Description: A change of bound variable, often used in proofs for etransc . (Contributed by Glauco Siliprandi, 5-Apr-2020)

Ref Expression
Assertion etransclem5
`|- ( j e. ( 0 ... M ) |-> ( x e. X |-> ( ( x - j ) ^ if ( j = 0 , ( P - 1 ) , P ) ) ) ) = ( k e. ( 0 ... M ) |-> ( y e. X |-> ( ( y - k ) ^ if ( k = 0 , ( P - 1 ) , P ) ) ) )`

### Proof

Step Hyp Ref Expression
1 oveq1
` |-  ( x = y -> ( x - j ) = ( y - j ) )`
2 1 oveq1d
` |-  ( x = y -> ( ( x - j ) ^ if ( j = 0 , ( P - 1 ) , P ) ) = ( ( y - j ) ^ if ( j = 0 , ( P - 1 ) , P ) ) )`
3 2 cbvmptv
` |-  ( x e. X |-> ( ( x - j ) ^ if ( j = 0 , ( P - 1 ) , P ) ) ) = ( y e. X |-> ( ( y - j ) ^ if ( j = 0 , ( P - 1 ) , P ) ) )`
4 oveq2
` |-  ( j = k -> ( y - j ) = ( y - k ) )`
5 eqeq1
` |-  ( j = k -> ( j = 0 <-> k = 0 ) )`
6 5 ifbid
` |-  ( j = k -> if ( j = 0 , ( P - 1 ) , P ) = if ( k = 0 , ( P - 1 ) , P ) )`
7 4 6 oveq12d
` |-  ( j = k -> ( ( y - j ) ^ if ( j = 0 , ( P - 1 ) , P ) ) = ( ( y - k ) ^ if ( k = 0 , ( P - 1 ) , P ) ) )`
8 7 mpteq2dv
` |-  ( j = k -> ( y e.
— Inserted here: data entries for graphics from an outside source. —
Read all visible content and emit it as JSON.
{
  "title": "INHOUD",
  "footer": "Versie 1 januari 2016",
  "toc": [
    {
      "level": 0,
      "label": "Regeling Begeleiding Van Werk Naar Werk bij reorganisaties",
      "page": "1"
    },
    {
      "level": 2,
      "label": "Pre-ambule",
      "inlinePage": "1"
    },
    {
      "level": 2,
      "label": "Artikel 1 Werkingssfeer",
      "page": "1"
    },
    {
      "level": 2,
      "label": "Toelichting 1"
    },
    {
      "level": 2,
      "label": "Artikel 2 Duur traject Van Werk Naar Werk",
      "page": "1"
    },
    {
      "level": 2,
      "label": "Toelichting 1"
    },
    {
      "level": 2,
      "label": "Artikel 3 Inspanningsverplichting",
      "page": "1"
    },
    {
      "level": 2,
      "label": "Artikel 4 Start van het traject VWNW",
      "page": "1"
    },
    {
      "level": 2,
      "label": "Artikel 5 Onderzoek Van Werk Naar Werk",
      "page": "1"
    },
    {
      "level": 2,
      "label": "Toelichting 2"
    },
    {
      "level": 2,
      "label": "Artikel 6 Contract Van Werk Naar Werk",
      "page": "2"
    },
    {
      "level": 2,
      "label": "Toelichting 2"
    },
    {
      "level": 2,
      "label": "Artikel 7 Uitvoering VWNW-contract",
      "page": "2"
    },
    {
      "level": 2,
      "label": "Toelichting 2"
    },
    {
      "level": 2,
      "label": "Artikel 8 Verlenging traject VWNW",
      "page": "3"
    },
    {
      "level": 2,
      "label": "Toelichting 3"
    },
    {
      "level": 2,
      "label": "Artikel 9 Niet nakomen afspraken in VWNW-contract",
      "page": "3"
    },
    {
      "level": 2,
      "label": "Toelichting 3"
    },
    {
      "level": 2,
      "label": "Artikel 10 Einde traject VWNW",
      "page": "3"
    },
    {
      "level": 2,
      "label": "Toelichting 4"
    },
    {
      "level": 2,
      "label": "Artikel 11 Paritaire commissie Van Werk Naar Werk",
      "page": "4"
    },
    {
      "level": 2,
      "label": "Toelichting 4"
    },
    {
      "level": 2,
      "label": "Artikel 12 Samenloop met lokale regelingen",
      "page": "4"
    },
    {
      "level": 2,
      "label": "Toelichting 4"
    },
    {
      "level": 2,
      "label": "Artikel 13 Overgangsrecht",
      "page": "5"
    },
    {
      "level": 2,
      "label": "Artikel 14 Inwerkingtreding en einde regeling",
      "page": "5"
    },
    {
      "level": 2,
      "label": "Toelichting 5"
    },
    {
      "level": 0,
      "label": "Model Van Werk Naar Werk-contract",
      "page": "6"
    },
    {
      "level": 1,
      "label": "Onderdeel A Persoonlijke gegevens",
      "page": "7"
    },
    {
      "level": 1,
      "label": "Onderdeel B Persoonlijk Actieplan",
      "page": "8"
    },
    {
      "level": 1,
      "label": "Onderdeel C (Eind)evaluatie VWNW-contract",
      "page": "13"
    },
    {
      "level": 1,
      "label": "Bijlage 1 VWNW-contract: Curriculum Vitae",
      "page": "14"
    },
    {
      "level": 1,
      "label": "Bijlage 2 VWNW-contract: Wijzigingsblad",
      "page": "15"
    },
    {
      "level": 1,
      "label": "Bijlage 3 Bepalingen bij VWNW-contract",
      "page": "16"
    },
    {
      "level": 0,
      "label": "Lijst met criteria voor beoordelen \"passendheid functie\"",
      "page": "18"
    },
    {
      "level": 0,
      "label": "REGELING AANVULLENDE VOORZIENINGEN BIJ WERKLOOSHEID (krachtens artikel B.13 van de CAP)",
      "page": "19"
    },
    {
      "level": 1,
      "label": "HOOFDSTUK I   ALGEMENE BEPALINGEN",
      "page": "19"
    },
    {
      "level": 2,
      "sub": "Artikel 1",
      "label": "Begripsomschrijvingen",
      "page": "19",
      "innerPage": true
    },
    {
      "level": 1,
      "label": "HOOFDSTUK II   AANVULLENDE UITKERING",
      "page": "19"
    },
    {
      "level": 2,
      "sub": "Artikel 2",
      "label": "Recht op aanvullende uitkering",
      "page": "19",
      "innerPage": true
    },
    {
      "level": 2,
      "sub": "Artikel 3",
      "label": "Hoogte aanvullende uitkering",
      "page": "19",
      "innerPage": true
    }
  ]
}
X |-> ( ( y - j ) ^ if ( j = 0 , ( P - 1 ) , P ) ) ) = ( y e. X |-> ( ( y - k ) ^ if ( k = 0 , ( P - 1 ) , P ) ) ) )`
9 3 8 syl5eq
` |-  ( j = k -> ( x e. X |-> ( ( x - j ) ^ if ( j = 0 , ( P - 1 ) , P ) ) ) = ( y e. X |-> ( ( y - k ) ^ if ( k = 0 , ( P - 1 ) , P ) ) ) )`
10 9 cbvmptv
` |-  ( j e. ( 0 ... M ) |-> ( x e. X |-> ( ( x - j ) ^ if ( j = 0 , ( P - 1 ) , P ) ) ) ) = ( k e. ( 0 ... M ) |-> ( y e. X |-> ( ( y - k ) ^ if ( k = 0 , ( P - 1 ) , P ) ) ) )`